If legislators, journalists, lobbyists and other public figures were to take even one leaf out of Husak's terrific book, the level and quality of debate about criminal legislation, and more generally about the criminal justice system, would be improved beyond all recognition. Husak's unusual combination of policy nous, philosophical rigour, and total sanity, would be a great antidote to the frenzied initiativitis, and the cynical pandering to public fear and loathing, that afflict many politicians and pundits in the United Kingdom as well as in the United States today.

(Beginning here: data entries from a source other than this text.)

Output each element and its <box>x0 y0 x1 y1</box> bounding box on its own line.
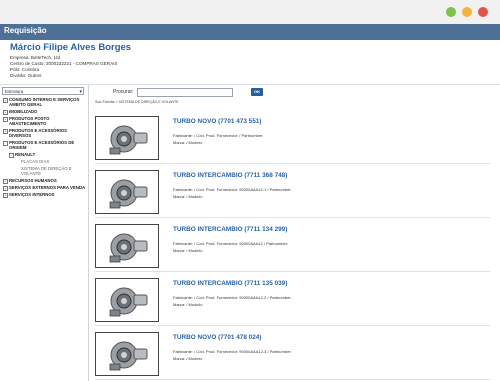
tree-item[interactable]: - RENAULT <box>3 152 87 158</box>
tree-item[interactable]: PLACAS DIAS <box>3 159 87 164</box>
app-frame: Requisição Márcio Filipe Alves Borges Em… <box>0 0 500 381</box>
user-name: Márcio Filipe Alves Borges <box>10 42 132 53</box>
product-card[interactable]: TURBO INTERCAMBIO (7711 134 299) Fabrican… <box>95 220 490 272</box>
divider <box>95 217 490 218</box>
user-divisao: Divisão: Outros <box>10 73 42 78</box>
tree-item-label: CONSUMO INTERNO E SERVIÇOS AMBITO GERAL <box>9 97 80 107</box>
tree-item-label: PLACAS DIAS <box>21 159 50 164</box>
maximize-button[interactable] <box>446 7 456 17</box>
divider <box>95 271 490 272</box>
product-title-link[interactable]: TURBO NOVO (7701 473 551) <box>173 118 261 125</box>
product-details: Fabricante: / Cód. Prod. Fornecedor: 900… <box>173 349 292 354</box>
product-details: Fabricante: / Cód. Prod. Fornecedor: / P… <box>173 133 264 138</box>
expand-icon[interactable]: + <box>3 109 8 115</box>
product-card[interactable]: TURBO NOVO (7701 478 024) Fabricante: / C… <box>95 328 490 380</box>
chevron-down-icon: ▾ <box>79 89 82 95</box>
product-brand-model: Marca: / Modelo: <box>173 140 203 145</box>
tree-item-label: RENAULT <box>15 152 36 157</box>
user-centro-custo: Centro de Custo: 2000222221 - COMPRAS GE… <box>10 61 118 66</box>
structure-select-value: Estrutura <box>5 89 24 94</box>
user-polo: Pólo: Coimbra <box>10 67 40 72</box>
tree-item[interactable]: + PRODUTOS POSTO ABASTECIMENTO <box>3 116 87 126</box>
tree-item[interactable]: + SERVIÇOS EXTERNOS PARA VENDA <box>3 185 87 191</box>
product-title-link[interactable]: TURBO INTERCAMBIO (7711 134 299) <box>173 226 287 233</box>
product-title-link[interactable]: TURBO NOVO (7701 478 024) <box>173 334 261 341</box>
tree-item[interactable]: - PRODUTOS E ACESSÓRIOS DE ORIGEM <box>3 140 87 150</box>
user-header: Márcio Filipe Alves Borges Empresa: Belt… <box>0 40 500 85</box>
breadcrumb: Sub-Família > SISTEMA DE DIREÇÃO E VOLAN… <box>95 100 179 104</box>
product-details: Fabricante: / Cód. Prod. Fornecedor: 900… <box>173 241 289 246</box>
product-brand-model: Marca: / Modelo: <box>173 302 203 307</box>
product-details: Fabricante: / Cód. Prod. Fornecedor: 900… <box>173 187 292 192</box>
product-title-link[interactable]: TURBO INTERCAMBIO (7711 368 748) <box>173 172 287 179</box>
product-image[interactable] <box>95 332 159 376</box>
expand-icon[interactable]: + <box>3 192 8 198</box>
divider <box>95 325 490 326</box>
tree-item-label: SERVIÇOS INTERNOS <box>9 192 55 197</box>
tree-item[interactable]: + IMOBILIZADO <box>3 109 87 115</box>
tree-item[interactable]: + SERVIÇOS INTERNOS <box>3 192 87 198</box>
divider <box>95 163 490 164</box>
window-title: Requisição <box>4 26 47 35</box>
tree-item-label: RECURSOS HUMANOS <box>9 178 57 183</box>
product-card[interactable]: TURBO INTERCAMBIO (7711 135 039) Fabrican… <box>95 274 490 326</box>
collapse-icon[interactable]: - <box>9 152 14 158</box>
tree-item-label: PRODUTOS POSTO ABASTECIMENTO <box>9 116 50 126</box>
product-title-link[interactable]: TURBO INTERCAMBIO (7711 135 039) <box>173 280 287 287</box>
tree-item-label: SISTEMA DE DIREÇÃO E VOLANTE <box>21 166 72 176</box>
tree-item[interactable]: + RECURSOS HUMANOS <box>3 178 87 184</box>
title-bar: Requisição <box>0 24 500 40</box>
product-image[interactable] <box>95 170 159 214</box>
product-image[interactable] <box>95 278 159 322</box>
window-chrome <box>0 0 500 25</box>
expand-icon[interactable]: + <box>3 178 8 184</box>
expand-icon[interactable]: + <box>3 97 8 103</box>
expand-icon[interactable]: + <box>3 128 8 134</box>
tree-item[interactable]: SISTEMA DE DIREÇÃO E VOLANTE <box>3 166 87 176</box>
tree-item-label: PRODUTOS E ACESSÓRIOS DIVERSOS <box>9 128 68 138</box>
user-empresa: Empresa: BelteTech, Ltd <box>10 55 61 60</box>
search-label: Procurar: <box>113 89 134 95</box>
sidebar: Estrutura ▾ + CONSUMO INTERNO E SERVIÇOS … <box>0 85 89 381</box>
collapse-icon[interactable]: - <box>3 140 8 146</box>
close-button[interactable] <box>478 7 488 17</box>
product-image[interactable] <box>95 224 159 268</box>
tree-item-label: SERVIÇOS EXTERNOS PARA VENDA <box>9 185 86 190</box>
search-ok-button[interactable]: OK <box>251 88 263 96</box>
tree-item[interactable]: + CONSUMO INTERNO E SERVIÇOS AMBITO GERAL <box>3 97 87 107</box>
divider <box>95 379 490 380</box>
search-input[interactable] <box>137 88 233 97</box>
expand-icon[interactable]: + <box>3 116 8 122</box>
category-tree: + CONSUMO INTERNO E SERVIÇOS AMBITO GERAL… <box>3 97 87 199</box>
tree-item-label: PRODUTOS E ACESSÓRIOS DE ORIGEM <box>9 140 75 150</box>
product-image[interactable] <box>95 116 159 160</box>
product-card[interactable]: TURBO INTERCAMBIO (7711 368 748) Fabrican… <box>95 166 490 218</box>
product-brand-model: Marca: / Modelo: <box>173 248 203 253</box>
expand-icon[interactable]: + <box>3 185 8 191</box>
product-brand-model: Marca: / Modelo: <box>173 356 203 361</box>
main-content: Procurar: OK Sub-Família > SISTEMA DE DI… <box>89 85 500 381</box>
structure-select[interactable]: Estrutura ▾ <box>2 87 84 95</box>
tree-item-label: IMOBILIZADO <box>9 109 38 114</box>
tree-item[interactable]: + PRODUTOS E ACESSÓRIOS DIVERSOS <box>3 128 87 138</box>
product-details: Fabricante: / Cód. Prod. Fornecedor: 900… <box>173 295 292 300</box>
product-brand-model: Marca: / Modelo: <box>173 194 203 199</box>
minimize-button[interactable] <box>462 7 472 17</box>
product-card[interactable]: TURBO NOVO (7701 473 551) Fabricante: / C… <box>95 112 490 164</box>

But are the politicians and pundits going to swallow their medicine? Husak wonders (58ff) why so few of us who work in the philosophy of criminal law -- and there are many of us right now -- are grappling with the problem of overcriminalization, or more generally with the principles of criminalization applicable to legislators. Why do we prefer to work on other, less politically pressing topics? As he says, there are many reasons. Personally I fall into the camp identified by Andrew Ashworth in the title of his article 'Is the Criminal Law a Lost Cause?', Law Quarterly Review 116 (2000), 225. Not that I no longer see issues of philosophical interest or importance in the criminal law, but that I no longer imagine that any serious work I could do on the subject would have the slightest effect on the assorted knaves and fools who largely determine the shape of the criminal law in my country. Trying to stem the tide of fatuous law that emanates from our incontinent legislatures, at least in the US and the UK, is a luckless and thankless task. I admire Husak enormously for his willingness to take the task on, and for the lively, sensible, and good-natured tone that he brings to it. I also admire his anti-authoritarian and anti-managerial moral instincts, sadly at odds with the spirit of the age. But most of all I admire Husak as a professional philosopher of law. His work is clear, thorough, patient, ingenious, insightful, informed, imaginative, and highly distinctive. Overcriminalization is no exception. Even those who are pessimistic about the possibility of deliberately effecting political change through academic work have a huge amount to learn from this wise, timely, and well-written book.